The correlations between many of our various variables are quite low for most of our variables. In our corrplot, only STARS, label index, alcohol and acid index have any visible correlation with our target. Acid index is negatively correlated, indicting that consumers don’t like acidic wines. Consumers appear to be more moved by advertising qualities than by other qualities. A flashy rating and a nice label do more to make restaurants buy than taste.
.
Looking at the individual distributions of our variables, most of them appear to be fairly normal. Acid index is right-skewed. When we log it, its distribution appears normal. We maintain acid index as a logged variable. STARS appears in the dataset with a lot of NA entries. With the assumption that an unrated wine is overlooked and is likely to remain overlooked, we assume that rated wines would be more desirable. We imputed all NAs as 0 in our dataset. Below, we see that a simple linear model based on STARS as the independent variable can be improved when the STARS variable is augmented by 0s in place of NA. Above, we can see that there are a lot of 0s and our model may be more complex than a simple distribution. STARS is the variable most apparently correlated to number purchased in our corrplot. The adjusted R2 for he regular STARS variable is .3123 Augmented by 0, it becomes .4739.
##
## Call:
## lm(formula = TARGET ~ STARS, data = wine_data)
##
## Residuals:
## Min 1Q Median 3Q Max
## -3.6459 -0.6459 0.3153 0.4319 3.3930
##
## Coefficients:
## Estimate Std. Error t value Pr(>|t|)
## (Intercept) 1.72362 0.03278 52.58 <2e-16 ***
## STARS 0.96112 0.01469 65.45 <2e-16 ***
## ---
## Signif. codes: 0 '***' 0.001 '**' 0.01 '*' 0.05 '.' 0.1 ' ' 1
##
## Residual standard error: 1.287 on 9434 degrees of freedom
## (3359 observations deleted due to missingness)

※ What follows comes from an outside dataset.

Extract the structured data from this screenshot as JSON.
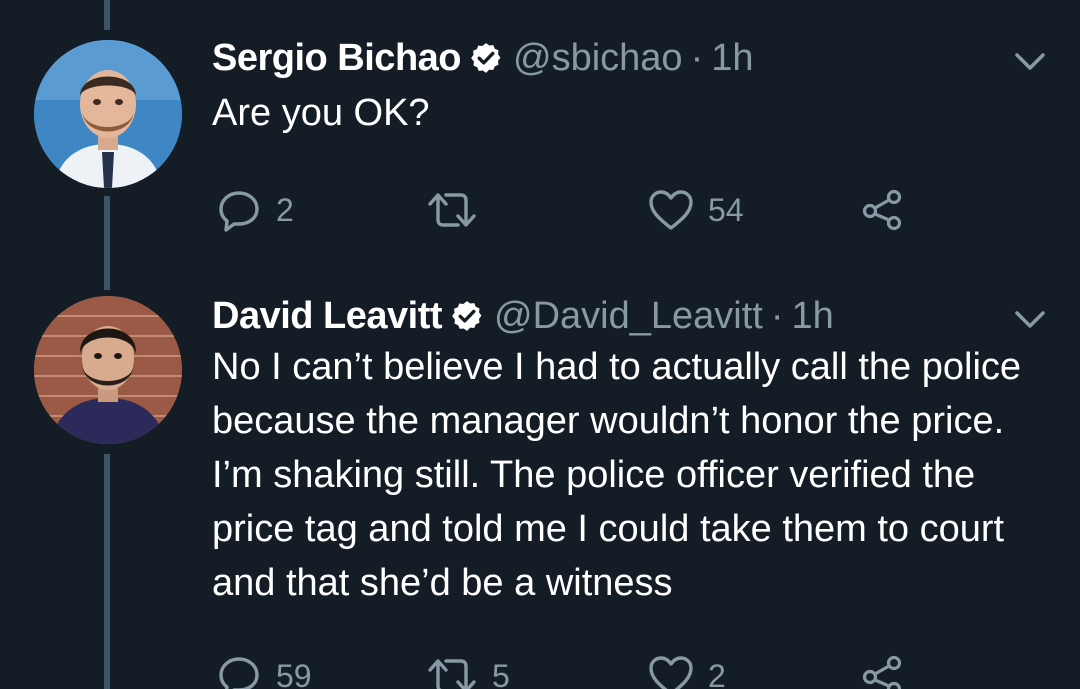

## Multiple R-squared: 0.3123, Adjusted R-squared: 0.3122
## F-statistic: 4283 on 1 and 9434 DF, p-value: < 2.2e-16
##
## Call:
## lm(formula = TARGET ~ augmentedSTARS, data = wine_data)
##
## Residuals:
## Min 1Q Median 3Q Max
## -3.6780 -1.1057 0.1795 0.8943 6.8943
##
## Coefficients:
## Estimate Std. Error t value Pr(>|t|)
## (Intercept) 1.963108 0.015849 123.9 <2e-16 ***
## augmentedSTARS 0.857423 0.007987 107.4 <2e-16 ***
## ---
## Signif. codes: 0 '***' 0.001 '**' 0.01 '*' 0.05 '.' 0.1 ' ' 1
##
## Residual standard error: 1.397 on 12793 degrees of freedom
## Multiple R-squared: 0.4739, Adjusted R-squared: 0.4739
## F-statistic: 1.152e+04 on 1 and 12793 DF, p-value: < 2.2e-16
Looking at boxplots of our variables confirms our other look at the data. We do see, however, that some variables have interesting features that may help our model. A lot of outliers will hamper our ability to create a model with a high R2. Chlorides appear to be elevated for less desirable wines. Density, sulphates and pH appear to be higher in more desirable wines.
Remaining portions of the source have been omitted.